Our core institutions also seem to be created for and fueled by failing government solutions. Prisons are a prime example. When someone commits a crime –very often related to a drug addiction –we incarcerate him or her.
The experience of being in prison often leaves more individuals than ever plagued by fear, guilt, shame, anger and disconnection.
It’s only logical that people whose internal problems have worsened will quickly turn to more doomed solutions. The evidence bears this out. Two-thirds of released prisoners will be arrested again within three years, cycling back into an ineffective and expensive system.
Yet, we still manage to be surprised that spending years locked in a small cell does not transform people with drug addictions into model citizens. We still manage to think that people with a drug addiction are basically different – defined by their poorly chosen solution, instead of their basic human dignity.
We remain addicted to drug enforcement and criminal justice policies that we cannot afford and that do not deliver on their promise of relief.

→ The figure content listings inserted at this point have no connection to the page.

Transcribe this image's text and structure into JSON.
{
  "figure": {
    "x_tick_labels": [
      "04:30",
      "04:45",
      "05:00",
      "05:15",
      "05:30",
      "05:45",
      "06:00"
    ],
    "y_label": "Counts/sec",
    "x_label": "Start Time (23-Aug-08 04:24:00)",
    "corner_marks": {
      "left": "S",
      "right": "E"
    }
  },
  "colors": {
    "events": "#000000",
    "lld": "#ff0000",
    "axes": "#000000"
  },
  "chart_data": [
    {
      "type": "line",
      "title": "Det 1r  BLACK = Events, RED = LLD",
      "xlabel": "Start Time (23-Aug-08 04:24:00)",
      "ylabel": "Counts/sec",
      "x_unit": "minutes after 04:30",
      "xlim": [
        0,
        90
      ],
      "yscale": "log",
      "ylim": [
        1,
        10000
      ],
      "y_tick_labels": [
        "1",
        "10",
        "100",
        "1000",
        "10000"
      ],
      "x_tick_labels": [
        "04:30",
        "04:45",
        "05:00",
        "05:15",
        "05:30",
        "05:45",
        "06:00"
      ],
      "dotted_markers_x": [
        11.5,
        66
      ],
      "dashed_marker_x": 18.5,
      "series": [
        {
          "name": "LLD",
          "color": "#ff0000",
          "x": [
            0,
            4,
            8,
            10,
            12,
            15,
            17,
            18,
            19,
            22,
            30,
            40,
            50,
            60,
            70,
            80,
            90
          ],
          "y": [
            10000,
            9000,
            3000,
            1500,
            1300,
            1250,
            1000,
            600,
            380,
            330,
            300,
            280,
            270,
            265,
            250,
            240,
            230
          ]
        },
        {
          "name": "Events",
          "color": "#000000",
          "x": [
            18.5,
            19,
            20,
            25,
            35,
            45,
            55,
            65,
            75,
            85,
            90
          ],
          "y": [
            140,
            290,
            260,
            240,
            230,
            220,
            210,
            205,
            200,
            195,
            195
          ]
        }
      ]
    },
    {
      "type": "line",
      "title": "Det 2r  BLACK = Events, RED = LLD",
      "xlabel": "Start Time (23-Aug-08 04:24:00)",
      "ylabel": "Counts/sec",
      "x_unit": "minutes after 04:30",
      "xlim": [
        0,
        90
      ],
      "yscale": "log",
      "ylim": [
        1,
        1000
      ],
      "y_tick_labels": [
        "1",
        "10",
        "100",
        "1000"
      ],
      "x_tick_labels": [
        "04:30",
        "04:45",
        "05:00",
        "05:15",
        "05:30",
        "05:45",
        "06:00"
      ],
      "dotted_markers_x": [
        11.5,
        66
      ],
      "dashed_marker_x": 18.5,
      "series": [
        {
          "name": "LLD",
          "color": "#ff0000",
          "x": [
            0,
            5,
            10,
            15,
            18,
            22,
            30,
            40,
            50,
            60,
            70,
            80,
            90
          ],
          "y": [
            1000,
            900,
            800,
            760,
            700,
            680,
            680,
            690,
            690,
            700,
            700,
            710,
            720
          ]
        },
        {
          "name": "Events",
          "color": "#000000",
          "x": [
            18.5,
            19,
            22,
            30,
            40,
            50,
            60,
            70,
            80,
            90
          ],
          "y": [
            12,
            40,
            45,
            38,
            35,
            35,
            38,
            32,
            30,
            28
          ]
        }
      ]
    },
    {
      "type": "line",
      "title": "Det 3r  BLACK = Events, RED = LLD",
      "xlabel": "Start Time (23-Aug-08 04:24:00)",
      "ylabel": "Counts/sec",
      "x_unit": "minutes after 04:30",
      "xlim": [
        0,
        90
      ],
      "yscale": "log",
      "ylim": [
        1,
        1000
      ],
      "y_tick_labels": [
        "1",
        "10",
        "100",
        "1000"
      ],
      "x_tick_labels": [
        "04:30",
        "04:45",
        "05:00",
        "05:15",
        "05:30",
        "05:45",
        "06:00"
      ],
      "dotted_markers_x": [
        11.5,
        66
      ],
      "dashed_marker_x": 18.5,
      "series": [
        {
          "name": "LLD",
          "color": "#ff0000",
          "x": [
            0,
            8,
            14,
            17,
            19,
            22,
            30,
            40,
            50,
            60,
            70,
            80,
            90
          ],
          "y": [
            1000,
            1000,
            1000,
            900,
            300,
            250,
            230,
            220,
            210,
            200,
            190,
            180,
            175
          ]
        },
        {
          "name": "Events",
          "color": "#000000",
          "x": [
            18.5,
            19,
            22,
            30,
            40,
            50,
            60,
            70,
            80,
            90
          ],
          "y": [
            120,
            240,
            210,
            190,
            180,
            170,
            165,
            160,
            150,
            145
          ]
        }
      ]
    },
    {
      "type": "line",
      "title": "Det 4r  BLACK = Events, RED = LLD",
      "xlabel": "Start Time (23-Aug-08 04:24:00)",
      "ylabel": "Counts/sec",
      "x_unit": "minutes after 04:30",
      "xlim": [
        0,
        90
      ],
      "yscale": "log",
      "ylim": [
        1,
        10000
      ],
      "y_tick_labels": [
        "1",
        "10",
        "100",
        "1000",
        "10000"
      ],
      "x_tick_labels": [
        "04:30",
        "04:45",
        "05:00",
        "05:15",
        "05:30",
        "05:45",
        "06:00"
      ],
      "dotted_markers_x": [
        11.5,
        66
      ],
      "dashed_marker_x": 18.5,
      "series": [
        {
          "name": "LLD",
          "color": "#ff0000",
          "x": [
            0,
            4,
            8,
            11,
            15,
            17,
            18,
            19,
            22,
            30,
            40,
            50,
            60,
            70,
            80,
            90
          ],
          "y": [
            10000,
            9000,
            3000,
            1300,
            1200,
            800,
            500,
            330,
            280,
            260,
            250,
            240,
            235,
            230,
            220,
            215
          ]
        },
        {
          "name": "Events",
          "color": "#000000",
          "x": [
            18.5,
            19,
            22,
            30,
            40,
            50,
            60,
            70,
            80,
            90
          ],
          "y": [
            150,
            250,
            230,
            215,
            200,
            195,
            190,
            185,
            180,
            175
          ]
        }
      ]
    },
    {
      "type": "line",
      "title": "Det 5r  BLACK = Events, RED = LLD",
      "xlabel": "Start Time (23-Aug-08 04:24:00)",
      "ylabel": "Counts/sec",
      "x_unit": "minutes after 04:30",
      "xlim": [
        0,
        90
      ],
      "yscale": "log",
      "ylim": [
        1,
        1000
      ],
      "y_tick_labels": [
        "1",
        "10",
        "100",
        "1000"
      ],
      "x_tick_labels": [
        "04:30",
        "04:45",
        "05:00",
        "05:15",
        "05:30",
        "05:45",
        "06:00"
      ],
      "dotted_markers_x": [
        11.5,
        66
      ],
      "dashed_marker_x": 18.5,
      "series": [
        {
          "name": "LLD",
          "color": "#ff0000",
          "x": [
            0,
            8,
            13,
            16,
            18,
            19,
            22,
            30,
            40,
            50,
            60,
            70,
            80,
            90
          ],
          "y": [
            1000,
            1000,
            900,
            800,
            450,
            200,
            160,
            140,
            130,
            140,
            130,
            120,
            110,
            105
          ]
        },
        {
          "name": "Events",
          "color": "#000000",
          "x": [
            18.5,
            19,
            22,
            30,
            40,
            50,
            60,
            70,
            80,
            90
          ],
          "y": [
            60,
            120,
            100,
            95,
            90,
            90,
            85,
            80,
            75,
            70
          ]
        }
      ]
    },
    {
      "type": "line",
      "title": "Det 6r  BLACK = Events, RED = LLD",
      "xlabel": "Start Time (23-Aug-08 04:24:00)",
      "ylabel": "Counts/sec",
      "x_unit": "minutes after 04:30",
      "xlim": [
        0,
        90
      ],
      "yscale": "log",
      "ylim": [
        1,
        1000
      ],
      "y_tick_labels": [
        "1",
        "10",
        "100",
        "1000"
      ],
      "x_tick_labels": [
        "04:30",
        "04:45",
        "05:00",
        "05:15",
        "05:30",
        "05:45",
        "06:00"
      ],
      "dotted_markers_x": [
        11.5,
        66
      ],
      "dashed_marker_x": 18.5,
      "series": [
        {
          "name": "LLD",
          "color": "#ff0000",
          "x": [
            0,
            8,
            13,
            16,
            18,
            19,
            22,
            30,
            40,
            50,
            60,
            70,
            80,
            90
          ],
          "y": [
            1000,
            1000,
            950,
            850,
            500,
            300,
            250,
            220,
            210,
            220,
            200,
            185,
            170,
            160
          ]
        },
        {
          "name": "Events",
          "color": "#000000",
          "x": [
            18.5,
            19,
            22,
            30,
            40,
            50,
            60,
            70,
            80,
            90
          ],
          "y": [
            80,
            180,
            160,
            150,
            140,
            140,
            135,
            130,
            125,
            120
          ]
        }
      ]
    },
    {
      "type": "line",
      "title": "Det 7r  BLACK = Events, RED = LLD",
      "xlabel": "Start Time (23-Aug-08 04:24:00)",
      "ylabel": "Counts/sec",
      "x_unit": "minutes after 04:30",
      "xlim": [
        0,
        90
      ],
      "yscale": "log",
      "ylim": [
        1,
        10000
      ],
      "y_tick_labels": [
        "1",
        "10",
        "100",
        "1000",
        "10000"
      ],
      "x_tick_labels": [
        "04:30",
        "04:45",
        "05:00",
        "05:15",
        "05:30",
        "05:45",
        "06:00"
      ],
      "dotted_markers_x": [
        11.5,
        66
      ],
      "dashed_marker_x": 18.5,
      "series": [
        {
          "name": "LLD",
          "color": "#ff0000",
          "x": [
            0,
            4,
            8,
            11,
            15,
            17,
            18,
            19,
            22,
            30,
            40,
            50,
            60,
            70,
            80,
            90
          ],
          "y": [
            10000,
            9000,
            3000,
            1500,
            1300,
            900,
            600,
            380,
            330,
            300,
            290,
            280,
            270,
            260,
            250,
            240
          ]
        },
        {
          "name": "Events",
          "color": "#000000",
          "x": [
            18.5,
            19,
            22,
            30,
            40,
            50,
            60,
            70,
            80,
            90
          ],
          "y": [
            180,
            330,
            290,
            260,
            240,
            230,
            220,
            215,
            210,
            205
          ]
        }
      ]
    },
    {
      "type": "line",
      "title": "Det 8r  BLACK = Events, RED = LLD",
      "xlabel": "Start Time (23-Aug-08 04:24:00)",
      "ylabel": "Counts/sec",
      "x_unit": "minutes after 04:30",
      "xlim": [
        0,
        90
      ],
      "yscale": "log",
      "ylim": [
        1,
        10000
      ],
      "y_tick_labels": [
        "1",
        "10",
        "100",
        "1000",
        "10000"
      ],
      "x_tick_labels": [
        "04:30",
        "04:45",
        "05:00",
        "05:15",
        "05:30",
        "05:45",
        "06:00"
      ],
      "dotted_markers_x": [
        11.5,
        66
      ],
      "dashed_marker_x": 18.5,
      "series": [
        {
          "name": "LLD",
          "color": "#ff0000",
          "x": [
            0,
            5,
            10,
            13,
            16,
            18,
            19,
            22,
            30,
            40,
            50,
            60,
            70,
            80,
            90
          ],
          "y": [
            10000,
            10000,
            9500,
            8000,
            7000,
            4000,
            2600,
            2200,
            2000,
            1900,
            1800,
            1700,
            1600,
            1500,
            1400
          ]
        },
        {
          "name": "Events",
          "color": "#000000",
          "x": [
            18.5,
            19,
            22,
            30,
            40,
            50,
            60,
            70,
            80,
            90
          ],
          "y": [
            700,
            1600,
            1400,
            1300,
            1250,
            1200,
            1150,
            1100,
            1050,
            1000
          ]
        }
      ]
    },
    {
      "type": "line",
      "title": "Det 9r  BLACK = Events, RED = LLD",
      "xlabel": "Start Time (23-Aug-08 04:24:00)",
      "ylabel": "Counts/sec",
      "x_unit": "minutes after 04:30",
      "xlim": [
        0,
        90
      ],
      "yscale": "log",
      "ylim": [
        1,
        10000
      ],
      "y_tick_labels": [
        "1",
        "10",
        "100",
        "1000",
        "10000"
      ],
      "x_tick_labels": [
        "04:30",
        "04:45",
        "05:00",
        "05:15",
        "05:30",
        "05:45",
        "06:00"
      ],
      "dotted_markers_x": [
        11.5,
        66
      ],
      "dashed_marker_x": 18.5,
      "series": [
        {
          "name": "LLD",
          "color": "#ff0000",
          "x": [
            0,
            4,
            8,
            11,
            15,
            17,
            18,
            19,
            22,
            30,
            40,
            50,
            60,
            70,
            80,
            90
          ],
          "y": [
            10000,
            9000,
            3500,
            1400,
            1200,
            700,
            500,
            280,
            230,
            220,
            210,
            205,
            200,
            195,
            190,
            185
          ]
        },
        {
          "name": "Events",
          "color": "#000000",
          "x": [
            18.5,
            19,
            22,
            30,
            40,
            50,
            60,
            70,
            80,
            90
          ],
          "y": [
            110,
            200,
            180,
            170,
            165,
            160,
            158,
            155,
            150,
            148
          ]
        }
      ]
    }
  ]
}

Declaring opioid addiction to be a public health emergency is an important step in the right direction, especially if it draws public attention and funds toward a crisis that is harming large numbers of Americans, their families and their communities. But, as the last 45 years of the War on Drugs testify, there is no quick fix for addiction.
We must go much deeper in our search for healing. Real solutions will be based on the dignity and potential of each man or woman caught in substance abuse, recognizing their worth and potential for change.
We must demand lasting change instead of easy answers. And we must relentlessly pursue public policy solutions for the underlying problems – including restorative criminal justice reform, drug courts, drug treatment, and mental health care – that heal our neighbors instead of causing more harm, before it’s too late.